Berry Panna Cotta
Serves: 4
Prep Time: 10 minutes
Cook Time: 10 minutes
Setting Time: 4 hours (or overnight)
Ingredients:
For the Panna Cotta:
1 can (14 oz) full-fat coconut milk (or 1.5 cups of your preferred plant-based milk)
1/4 cup maple syrup or agave syrup (adjust to taste)
1 teaspoon vanilla extract
2 teaspoons agar-agar powder (a plant-based gelatine substitute)
For the Berry Sauce:
1 cup mixed berries (fresh or frozen, such as strawberries, raspberries, and blueberries)
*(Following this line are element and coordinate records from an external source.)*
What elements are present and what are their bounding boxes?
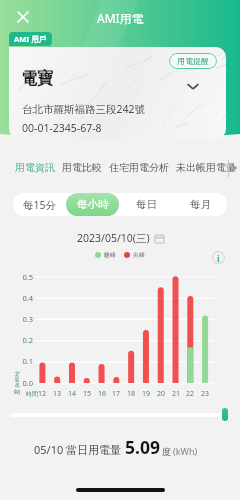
staticText: 度 (kWh) [13,371,21,395]
staticText: 23 [197,389,213,399]
staticText: 21 [168,389,184,399]
button[interactable]: Expand [184,77,202,95]
staticText: 每15分 [23,198,57,212]
staticText: 每小時 [77,198,109,211]
button[interactable]: 每月 [173,193,227,216]
staticText: 用電提醒 [177,56,209,66]
staticText: 0.5 [21,272,33,282]
staticText: 14 [64,389,80,399]
button[interactable]: More tabs [230,164,238,172]
button[interactable]: 用電資訊 [12,159,59,176]
staticText: 0.1 [21,356,33,366]
staticText: 尖峰 [133,251,145,259]
staticText: 5.09 [125,435,160,459]
staticText: 0.2 [21,335,33,345]
staticText: 離峰 [104,251,116,259]
staticText: 時間 [26,390,38,398]
staticText: 每日 [136,198,157,211]
button[interactable]: 未出帳用電量 [173,159,240,176]
staticText: 05/10 當日用電量 [34,442,122,457]
staticText: AMI 用戶 [14,34,47,44]
button[interactable]: Pick date [155,234,164,243]
button[interactable]: 每15分 [13,193,66,216]
button[interactable]: Close [11,5,35,29]
staticText: 未出帳用電量 [176,161,236,174]
button[interactable]: 每小時 [66,193,119,216]
staticText: 台北市羅斯福路三段242號 [22,102,146,116]
button[interactable]: 每日 [119,193,173,216]
staticText: (kWh) [173,445,198,457]
staticText: 15 [79,389,95,399]
staticText: 0.0 [21,378,33,388]
staticText: 16 [94,389,110,399]
staticText: 13 [49,389,65,399]
staticText: 電寶 [21,69,53,89]
button[interactable]: AMI 用戶 [9,32,52,46]
staticText: 用電資訊 [15,161,55,174]
staticText: 20 [153,389,169,399]
staticText: 12 [34,389,50,399]
button[interactable]: 住宅用電分析 [106,159,173,176]
staticText: 0.3 [21,314,33,324]
staticText: 2023/05/10(三) [77,231,150,245]
staticText: 18 [123,389,139,399]
staticText: 用電比較 [62,161,102,174]
staticText: 住宅用電分析 [109,161,169,174]
button[interactable]: Info [212,251,225,264]
staticText: 每月 [190,198,211,211]
staticText: 17 [108,389,124,399]
staticText: 19 [138,389,154,399]
staticText: 00-01-2345-67-8 [22,121,102,135]
staticText: 22 [182,389,198,399]
staticText: 度 [162,446,171,457]
staticText: 0.4 [21,293,33,303]
button[interactable]: 用電提醒 [169,53,217,69]
button[interactable]: 用電比較 [59,159,106,176]
staticText: i [217,252,220,264]
staticText: AMI用電 [97,10,144,26]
2 tablespoons maple syrup or agave syrup
1 teaspoon lemon juice
Instructions:
Prepare the Panna Cotta Mixture:
In a saucepan, combine the coconut milk, maple syrup, and vanilla extract. Stir to combine and bring the mixture to a gentle simmer over medium heat.
Add Agar-Agar:
Sprinkle the agar-agar powder over the simmering coconut milk mixture, whisking constantly to avoid lumps. Continue to simmer and whisk for about 3-4 minutes until the agar-agar is fully dissolved.
Pour into Moulds:
Remove the saucepan from the heat and let the mixture cool slightly. Pour the mixture into four small ramekins or moulds. Allow the panna cotta to cool to room temperature, then refrigerate for at least 4 hours, or until fully set.
Prepare the Berry Sauce:
While the panna cotta is setting, make the berry sauce. In a small saucepan, combine the mixed berries, maple syrup, and lemon juice. Cook over medium heat for about 5-7 minutes, stirring occasionally, until the berries break down and the sauce thickens slightly.
Blend (Optional):
For a smoother sauce, you can blend the berry mixture using an immersion blender or leave it as is for a chunky texture. Let the sauce cool, then refrigerate until ready to serve.
Serve:
To serve, carefully un-mould the panna cotta onto plates. Spoon the berry sauce over the top and garnish with extra fresh berries or mint leaves if desired.